Consequences Happen

| 20 Sep 2012 | 02:17

    To this day, I don't remember what the argument was about. I just remember that it was a good one. Or a bad one, depending on your perspective.
    What I do remember is that I was standing at the front door of the condo in which I lived with my parents. I was the youngest of their eight children, and as their kids grew up and moved away they downsized. So when I was a senior in high school, it was just me, my 57-year-old Mom and my 63-year-old Dad in a two-bedroom condo.
    And life was good. I really loved my parents. I didn't give them much trouble, and in return they cut me a lot of slack when it came to curfews and school activities. Best of all, I mostly had free use of our second car, a 1962 Cadillac that barely ran but looked cool enough with its dual headlights and sharp-pointed fins that my friends and I called it The Dragon.
    Which was a better nickname than the one we had for my friend Dave's Dodge: The Dog.
    I mention The Dragon because I suspect that's what Mom and I were arguing about as we stood there at the front door of the condo. It was really the only thing she and I ever argued about – well, that and why wouldn't she ever let me watch "Laugh-In." Mom and I had to share The Dragon, and most of the time she just let me take it. But occasionally she said she needed it.
    And I'm thinking this was probably one of those times.
    That would explain why we were standing at the front door. I almost never used the front door because the back door was closer to where the cars were parked. So if I was at the front door, that meant I was coming in from having walked. Which means I wasn't in a very good mood because, despite what you might think, I'm not much of a walker. If you don't believe me, just ask my elliptical walking machine, which can be heard begging, "Use me! Use me! Use me!" every time I walk past it. Which is what I almost always do: walk past it.
    Whatever we were arguing about, the words got heated enough to attract Dad's attention, and he wandered over to the front door and stood behind Mom. That was sort of how it worked in our family. Mom was the one who would challenge and cajole and discipline the children. Dad, who was often out of town on business, usually stood behind her – literally and figuratively. Although he wasn't always there on the front lines of child rearing, I don't remember him ever taking a position in opposition to anything Mom had decided or done in his absence.
    So Mom and I were arguing, and in the course of that argument I called my Mom a.. well, you get the idea. And no sooner had that word escaped my lips but I felt the swift, strong hand of my father against my cheek. It was the only time I can remember my father striking me, and it stunned me as much as it hurt me – and it hurt me a lot.
    We all stood there for a moment, staring at each other. Mom was in tears, clearly torn between her desire to comfort me and slap me herself. Dad's face was an almost frightening mix of anger and anguish. And I had tears in my eyes from the pain my father had inflicted on my face as well as the self-inflicted pain in my heart for what I had said to my beloved mother.
    Finally I looked my Dad directly in the eye. I was three inches taller than he was then, so I had to look down a little. "I deserved that," I said.

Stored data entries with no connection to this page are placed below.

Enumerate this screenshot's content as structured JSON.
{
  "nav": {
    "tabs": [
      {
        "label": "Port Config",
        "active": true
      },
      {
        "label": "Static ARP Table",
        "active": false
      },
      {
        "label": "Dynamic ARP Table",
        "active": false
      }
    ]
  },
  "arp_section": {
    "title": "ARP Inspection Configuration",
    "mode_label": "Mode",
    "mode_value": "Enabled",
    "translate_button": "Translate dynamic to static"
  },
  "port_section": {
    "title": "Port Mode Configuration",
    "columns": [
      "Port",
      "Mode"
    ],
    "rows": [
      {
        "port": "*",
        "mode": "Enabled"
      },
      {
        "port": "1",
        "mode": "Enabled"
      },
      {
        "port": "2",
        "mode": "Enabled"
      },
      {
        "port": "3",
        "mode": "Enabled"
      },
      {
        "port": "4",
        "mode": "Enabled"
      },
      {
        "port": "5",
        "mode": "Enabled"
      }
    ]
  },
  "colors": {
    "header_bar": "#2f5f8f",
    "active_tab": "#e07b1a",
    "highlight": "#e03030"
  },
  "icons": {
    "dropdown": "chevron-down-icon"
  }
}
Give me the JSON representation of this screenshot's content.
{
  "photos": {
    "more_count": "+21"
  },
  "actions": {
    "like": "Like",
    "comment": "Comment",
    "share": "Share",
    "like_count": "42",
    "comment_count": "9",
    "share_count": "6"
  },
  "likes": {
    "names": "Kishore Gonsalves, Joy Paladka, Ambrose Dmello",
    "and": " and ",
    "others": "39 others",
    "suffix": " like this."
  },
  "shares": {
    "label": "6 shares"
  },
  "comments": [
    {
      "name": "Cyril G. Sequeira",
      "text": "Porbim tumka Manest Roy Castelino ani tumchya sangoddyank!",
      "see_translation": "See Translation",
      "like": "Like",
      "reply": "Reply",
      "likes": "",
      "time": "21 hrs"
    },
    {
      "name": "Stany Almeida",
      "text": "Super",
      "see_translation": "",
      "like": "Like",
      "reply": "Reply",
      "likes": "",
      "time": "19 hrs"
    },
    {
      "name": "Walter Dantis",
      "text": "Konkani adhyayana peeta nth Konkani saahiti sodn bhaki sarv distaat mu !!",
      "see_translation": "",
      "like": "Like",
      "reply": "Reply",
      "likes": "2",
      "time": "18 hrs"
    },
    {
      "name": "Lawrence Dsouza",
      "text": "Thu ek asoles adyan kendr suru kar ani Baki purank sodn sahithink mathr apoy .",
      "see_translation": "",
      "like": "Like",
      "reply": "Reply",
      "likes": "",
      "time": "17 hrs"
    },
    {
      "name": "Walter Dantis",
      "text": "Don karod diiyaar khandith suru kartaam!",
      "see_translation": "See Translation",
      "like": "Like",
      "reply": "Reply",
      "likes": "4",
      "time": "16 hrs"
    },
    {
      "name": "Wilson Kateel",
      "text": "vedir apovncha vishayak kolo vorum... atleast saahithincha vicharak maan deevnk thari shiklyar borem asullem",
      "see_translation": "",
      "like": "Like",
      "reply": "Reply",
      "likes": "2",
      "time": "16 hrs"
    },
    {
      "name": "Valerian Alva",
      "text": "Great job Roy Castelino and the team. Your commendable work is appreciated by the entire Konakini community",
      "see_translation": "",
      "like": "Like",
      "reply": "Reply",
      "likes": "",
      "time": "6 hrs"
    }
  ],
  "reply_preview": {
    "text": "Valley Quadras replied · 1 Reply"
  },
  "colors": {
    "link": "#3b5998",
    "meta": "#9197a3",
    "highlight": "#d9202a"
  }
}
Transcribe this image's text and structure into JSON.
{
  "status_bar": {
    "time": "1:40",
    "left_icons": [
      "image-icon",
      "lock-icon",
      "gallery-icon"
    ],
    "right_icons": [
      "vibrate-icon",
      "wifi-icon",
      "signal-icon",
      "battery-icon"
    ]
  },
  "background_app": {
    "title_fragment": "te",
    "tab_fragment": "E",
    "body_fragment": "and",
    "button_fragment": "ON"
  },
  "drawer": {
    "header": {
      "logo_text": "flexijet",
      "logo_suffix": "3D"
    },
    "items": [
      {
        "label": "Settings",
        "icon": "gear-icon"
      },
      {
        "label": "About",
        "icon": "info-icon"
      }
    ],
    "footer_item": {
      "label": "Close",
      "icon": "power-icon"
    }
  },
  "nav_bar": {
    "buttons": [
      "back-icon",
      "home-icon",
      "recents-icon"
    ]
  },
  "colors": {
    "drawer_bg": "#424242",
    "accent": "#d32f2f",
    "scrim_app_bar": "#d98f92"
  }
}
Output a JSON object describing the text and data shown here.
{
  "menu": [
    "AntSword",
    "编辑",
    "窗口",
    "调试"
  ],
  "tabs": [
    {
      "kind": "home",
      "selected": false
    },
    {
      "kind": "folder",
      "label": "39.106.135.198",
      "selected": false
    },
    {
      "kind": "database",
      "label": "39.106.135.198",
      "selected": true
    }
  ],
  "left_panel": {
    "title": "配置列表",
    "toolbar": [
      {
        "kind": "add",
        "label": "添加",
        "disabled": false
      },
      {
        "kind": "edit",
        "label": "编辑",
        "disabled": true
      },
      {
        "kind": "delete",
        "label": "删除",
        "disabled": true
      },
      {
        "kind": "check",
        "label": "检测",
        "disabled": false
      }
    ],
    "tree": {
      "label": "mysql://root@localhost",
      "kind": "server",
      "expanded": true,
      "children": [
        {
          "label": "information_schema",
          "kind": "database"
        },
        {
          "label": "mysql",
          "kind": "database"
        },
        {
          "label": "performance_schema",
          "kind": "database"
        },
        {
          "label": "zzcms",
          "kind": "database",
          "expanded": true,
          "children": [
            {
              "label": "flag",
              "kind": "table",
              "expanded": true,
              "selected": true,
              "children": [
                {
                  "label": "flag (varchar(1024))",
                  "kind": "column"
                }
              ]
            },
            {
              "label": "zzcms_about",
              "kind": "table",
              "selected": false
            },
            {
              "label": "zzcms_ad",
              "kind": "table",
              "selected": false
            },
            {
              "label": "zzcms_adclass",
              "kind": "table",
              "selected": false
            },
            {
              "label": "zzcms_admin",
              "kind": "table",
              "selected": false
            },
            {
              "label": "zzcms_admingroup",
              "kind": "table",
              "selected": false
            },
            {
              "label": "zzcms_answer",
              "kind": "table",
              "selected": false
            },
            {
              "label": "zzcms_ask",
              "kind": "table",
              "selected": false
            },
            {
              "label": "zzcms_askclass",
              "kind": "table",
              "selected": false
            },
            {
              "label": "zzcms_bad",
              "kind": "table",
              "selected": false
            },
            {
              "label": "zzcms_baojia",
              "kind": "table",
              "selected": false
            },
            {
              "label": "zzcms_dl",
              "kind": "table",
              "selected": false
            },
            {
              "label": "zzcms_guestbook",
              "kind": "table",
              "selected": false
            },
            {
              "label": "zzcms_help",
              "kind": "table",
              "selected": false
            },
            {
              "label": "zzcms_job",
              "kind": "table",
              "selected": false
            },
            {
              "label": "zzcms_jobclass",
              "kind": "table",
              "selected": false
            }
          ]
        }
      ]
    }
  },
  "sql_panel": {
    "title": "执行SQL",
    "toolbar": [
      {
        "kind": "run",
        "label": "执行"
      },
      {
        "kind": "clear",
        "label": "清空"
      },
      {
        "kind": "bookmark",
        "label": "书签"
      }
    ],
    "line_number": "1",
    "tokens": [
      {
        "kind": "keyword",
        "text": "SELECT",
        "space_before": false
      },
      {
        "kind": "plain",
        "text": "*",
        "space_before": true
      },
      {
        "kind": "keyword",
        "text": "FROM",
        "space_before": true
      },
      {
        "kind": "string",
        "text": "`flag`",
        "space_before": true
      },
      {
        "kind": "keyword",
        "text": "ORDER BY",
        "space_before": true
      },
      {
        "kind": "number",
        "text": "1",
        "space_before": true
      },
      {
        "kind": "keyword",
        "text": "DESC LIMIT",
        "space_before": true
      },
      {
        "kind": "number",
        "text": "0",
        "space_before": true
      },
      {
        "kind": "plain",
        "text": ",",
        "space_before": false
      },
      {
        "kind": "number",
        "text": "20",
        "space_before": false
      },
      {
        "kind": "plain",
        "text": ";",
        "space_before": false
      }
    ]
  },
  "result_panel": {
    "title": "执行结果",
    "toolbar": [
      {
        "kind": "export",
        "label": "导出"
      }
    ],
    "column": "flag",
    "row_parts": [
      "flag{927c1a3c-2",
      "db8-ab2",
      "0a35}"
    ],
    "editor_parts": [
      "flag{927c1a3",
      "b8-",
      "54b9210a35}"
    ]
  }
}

    I really believed that – not necessarily from a child discipline standpoint, but from a choices/consequences standpoint. Mom had drilled it into me enough through my teenage years: "You can choose your actions, but you can't choose the consequences of your actions." I had made a choice – albeit impulsively – to say something dumb. And there was an instantaneous consequence for that choice. Whether or not I liked the consequence or felt it was an appropriate or proportional response to what I said was irrelevant. Consequences happen.
    Sometimes I think that in our rush to wrap ourselves in liberty we forget that freedom doesn't happen in a vacuum. We make choices, and those choices affect others, and they react – not always positively. Recognizing that our choices have consequences – some of them unintended, but consequential nonetheless – is a good lesson that life teaches us.
    Or a bad one, depending on your perspective.